There was a book reviewed in the Sunday New York Times this past weekend entitled "No Smiting", Paul Bloom's feisty review article on Robert Wright's new book, The Evolution of God. "No Smiting" draws out the essential point that the Abrahamic religions' deities have evolved right along with the cultures that gave rise to them. Yahweh smote, Jesus (whether trinitarian or not) does not smite, in the course of 1200 years the followers of the Prophet Muhammed have evolved from bloody scimitars to ... what more genteel form? This is the essential question for Islam. The middle class citizens of Teheran and hundreds of other modern Muslim cities across the planet have evolved to a more abstract and less tribal view of civilization and their religion has evolved accordingly. But even if they understood it perfectly, most Muslim clerics do not have the courage to express themselves in the same vernacular. The very same thing obtains for the current and many past Popes of the Roman Catholic Church. In the U.S. and elsewhere, religious conservatism aligns with political conservatism in search of the answer about what will become of us in a culture of Change.

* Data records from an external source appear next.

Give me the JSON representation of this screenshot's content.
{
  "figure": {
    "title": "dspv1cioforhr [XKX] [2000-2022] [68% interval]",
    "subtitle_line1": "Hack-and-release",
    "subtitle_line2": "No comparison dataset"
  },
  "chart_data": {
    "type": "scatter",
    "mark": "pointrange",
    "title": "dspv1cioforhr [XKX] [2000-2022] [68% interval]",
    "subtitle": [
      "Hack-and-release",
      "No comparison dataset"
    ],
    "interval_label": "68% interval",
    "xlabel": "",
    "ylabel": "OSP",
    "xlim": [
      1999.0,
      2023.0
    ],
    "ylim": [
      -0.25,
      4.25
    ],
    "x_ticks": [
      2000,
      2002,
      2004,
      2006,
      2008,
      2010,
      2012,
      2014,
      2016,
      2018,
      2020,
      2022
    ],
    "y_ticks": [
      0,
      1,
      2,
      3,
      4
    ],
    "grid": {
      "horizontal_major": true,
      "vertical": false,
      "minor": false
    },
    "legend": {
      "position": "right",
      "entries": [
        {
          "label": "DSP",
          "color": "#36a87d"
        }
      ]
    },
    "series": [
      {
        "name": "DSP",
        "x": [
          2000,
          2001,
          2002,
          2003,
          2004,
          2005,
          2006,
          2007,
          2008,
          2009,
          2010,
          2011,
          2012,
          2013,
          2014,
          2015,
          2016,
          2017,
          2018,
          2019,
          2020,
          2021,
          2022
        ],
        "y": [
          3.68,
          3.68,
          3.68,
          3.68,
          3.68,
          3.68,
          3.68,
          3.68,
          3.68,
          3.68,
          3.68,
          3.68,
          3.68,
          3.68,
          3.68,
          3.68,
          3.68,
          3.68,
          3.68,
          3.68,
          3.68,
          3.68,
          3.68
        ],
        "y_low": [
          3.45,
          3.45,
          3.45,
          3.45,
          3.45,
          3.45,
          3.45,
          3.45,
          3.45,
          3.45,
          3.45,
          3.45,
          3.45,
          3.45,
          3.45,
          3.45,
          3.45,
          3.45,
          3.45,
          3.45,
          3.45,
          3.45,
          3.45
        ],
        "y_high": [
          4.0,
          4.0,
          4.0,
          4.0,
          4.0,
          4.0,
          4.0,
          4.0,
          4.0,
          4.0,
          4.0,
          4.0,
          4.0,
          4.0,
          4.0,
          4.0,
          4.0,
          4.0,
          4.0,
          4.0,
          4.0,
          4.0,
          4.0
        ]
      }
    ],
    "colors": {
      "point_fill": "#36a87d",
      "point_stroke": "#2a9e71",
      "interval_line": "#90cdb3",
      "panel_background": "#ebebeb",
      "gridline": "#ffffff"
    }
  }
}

The answer already evolved by the urban progressives and liberals ... a more abstract view of God and importantly, of the evolution of culture and world views correspondingly. In other words, a more tolerant and optimistic view of the course of history.
Sigmund Freud's Civilization and Its Discontents and Frank J. Sulloway's "Born To Rebel" are clear markers along the path to understanding the contest between modernity and tradition. From these two accounts it becomes obvious that these contrasting impulses are part of the human condition. They are not political planks or perspectives. They are not religious tenets or dogmas. They are, nevertheless, present and kicking within the expression of religion and politics. The kicking is the working out on small scales the evolving of a culture.